They got Nicky tucked away for the night and his tent fly secured down strongly like a wedge tent, for great plashes of raindrops were beginning to fall and the rolling thunder came nearer and nearer down the mountains. Then came the roar of the rain, and bright, vivid flashes of lightning rent the twilight.
Sadok and Baderoon moved their mats under the curator’s hammock fly, while rain drove in sheets through the tropical night. It was furious while it lasted, but by eight o’clock the storm had died to distant mutterings far back in the interior, and a pitch blackness ensued. Then the stars came out, and in the moist, steaming stillness the camp went off to sleep for their first night in the New Guinea jungle.
V
THE OUTANATAS
FOR the next few days the water hole became a star collecting ground for the entire expedition. Nicky was laid up a day in camp, recovering from the effects of the death adder’s poison, but he soon came to haunt the pond, for it and the stream that flowed past their camp were his main reliance for abundance of reptilian life.
“Here’s where we make the main collection, fellows,” said the curator, as he and Sadok came back to their temporary headquarters loaded with curious hook-billed Macrorhina kingfishers, magnificent crowned pigeons, Manucodia starlings of brilliant hues of plumage, blue flycatcher wrens, and many other species of the abundant bird life of New Guinea.
“We’ll fill the main collection crates with a representative collection in all four divisions of natural history. That will leave us free to concentrate on the rarer varieties during the exploration trip,” he continued. “I vote we have a pig hunt to-morrow. Baderoon tells me he has discovered plentiful rootings down in that mass of high jungle that separates us from the mountain chain.
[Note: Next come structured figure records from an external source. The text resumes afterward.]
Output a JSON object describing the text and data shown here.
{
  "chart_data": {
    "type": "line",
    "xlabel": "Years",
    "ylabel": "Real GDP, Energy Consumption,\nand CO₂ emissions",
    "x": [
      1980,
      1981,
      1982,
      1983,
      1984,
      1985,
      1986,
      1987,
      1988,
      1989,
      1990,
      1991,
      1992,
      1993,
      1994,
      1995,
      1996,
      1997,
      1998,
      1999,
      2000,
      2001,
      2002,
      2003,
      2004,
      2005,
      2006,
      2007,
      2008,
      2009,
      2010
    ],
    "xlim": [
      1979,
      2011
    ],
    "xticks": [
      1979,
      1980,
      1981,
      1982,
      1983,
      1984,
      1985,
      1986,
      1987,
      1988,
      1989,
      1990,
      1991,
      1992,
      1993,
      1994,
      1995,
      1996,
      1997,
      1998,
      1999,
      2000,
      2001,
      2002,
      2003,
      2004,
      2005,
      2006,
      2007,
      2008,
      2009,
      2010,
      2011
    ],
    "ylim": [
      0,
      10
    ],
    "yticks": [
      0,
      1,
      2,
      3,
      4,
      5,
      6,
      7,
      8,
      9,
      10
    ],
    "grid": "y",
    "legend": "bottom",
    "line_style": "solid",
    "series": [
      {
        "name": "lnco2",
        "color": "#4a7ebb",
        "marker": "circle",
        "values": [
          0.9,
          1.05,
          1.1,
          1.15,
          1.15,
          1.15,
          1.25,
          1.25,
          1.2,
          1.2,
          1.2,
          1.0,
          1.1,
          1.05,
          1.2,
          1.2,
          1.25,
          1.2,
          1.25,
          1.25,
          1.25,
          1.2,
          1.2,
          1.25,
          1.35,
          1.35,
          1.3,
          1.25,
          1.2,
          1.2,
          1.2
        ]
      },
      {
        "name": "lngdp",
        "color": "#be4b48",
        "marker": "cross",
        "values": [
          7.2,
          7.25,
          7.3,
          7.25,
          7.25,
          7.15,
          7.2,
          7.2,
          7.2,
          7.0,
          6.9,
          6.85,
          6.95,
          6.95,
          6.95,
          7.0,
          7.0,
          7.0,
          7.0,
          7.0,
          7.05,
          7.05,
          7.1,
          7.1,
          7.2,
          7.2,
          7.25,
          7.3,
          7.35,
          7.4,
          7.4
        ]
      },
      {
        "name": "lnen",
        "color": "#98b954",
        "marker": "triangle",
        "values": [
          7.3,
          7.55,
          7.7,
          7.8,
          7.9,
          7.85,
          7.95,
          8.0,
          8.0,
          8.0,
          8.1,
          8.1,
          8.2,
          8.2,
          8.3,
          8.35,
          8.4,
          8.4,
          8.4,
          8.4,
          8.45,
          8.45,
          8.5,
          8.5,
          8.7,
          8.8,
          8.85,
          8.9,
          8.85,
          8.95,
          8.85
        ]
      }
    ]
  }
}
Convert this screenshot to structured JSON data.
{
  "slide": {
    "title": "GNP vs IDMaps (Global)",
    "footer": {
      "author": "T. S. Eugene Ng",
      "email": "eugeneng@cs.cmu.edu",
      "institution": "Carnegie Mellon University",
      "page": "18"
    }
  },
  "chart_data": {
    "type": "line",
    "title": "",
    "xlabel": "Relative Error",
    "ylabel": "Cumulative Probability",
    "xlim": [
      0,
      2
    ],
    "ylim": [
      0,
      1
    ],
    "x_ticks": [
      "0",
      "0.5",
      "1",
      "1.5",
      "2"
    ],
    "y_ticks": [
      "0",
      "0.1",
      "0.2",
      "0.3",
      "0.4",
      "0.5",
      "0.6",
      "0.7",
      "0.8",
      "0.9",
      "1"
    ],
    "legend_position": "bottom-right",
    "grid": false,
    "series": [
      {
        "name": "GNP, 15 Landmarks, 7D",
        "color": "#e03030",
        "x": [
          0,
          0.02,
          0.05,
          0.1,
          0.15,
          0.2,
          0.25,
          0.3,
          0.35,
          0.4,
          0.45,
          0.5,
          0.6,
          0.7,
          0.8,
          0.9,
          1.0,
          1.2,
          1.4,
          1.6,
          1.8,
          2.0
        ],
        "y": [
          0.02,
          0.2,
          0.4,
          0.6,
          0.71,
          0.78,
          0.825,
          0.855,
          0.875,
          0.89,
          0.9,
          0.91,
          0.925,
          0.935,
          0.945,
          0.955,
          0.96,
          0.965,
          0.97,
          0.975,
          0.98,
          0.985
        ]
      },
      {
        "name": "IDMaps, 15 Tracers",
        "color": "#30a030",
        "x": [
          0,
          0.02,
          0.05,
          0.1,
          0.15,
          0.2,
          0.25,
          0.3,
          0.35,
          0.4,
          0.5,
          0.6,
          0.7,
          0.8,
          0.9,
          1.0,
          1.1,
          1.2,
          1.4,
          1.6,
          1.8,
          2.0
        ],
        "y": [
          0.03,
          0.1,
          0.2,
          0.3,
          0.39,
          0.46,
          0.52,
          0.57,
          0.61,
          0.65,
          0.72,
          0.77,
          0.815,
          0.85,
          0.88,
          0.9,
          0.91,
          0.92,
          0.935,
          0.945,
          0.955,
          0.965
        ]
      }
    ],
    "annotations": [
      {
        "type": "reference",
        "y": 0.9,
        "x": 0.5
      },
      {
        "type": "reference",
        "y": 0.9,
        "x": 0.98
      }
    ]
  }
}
We ought to lay in some fresh meat and cure some bacon before starting into the interior.”
“Me for the hogfest!” crowed Nicky. “I’ve about nailed every lizard, tree frog, and snakelet in this vicinity. What ammunition shall we use, sir?”
“For wild boar I’m inclined to the solid ounce ball in a twelve-gauge shotgun,” grinned the curator. “It’s the only thing that will stop ’em at close range. Beats a high-power rifle all hollow, for it knocks ’em down to stay. I brought along some shells loaded with three-quarter ounce ball for our twenty-gauges, and we’ll serve ’em out to-morrow.”
On the next day the pig hunt was started. The wild pig of New Guinea, Sus papuana, is in several respects peculiar to himself. Armed with those long tusks that the natives use for nose ornaments and breast shields, he is wild, long legged, and speedy as a deer. He has the typical Asiatic screw tail, in place of the long straight one of the wild boar of Europe, but is almost hairless and provided with thick horny shoulder plates under the skin that will turn almost any bullet. Like all pigs, he fights well when cornered, is very tenacious of life, and attacks with a slashing charge of his tusks, attempting to upset a man with his momentum and then turn and rend out his ribs with a powerful stroke of the long, sharp tushes.
Baderoon and Sadok disappeared into the jungle to get above their feeding ground and act as beaters, while the curator and the boys took up vantage points a short distance back from the creek in the swampy bottoms.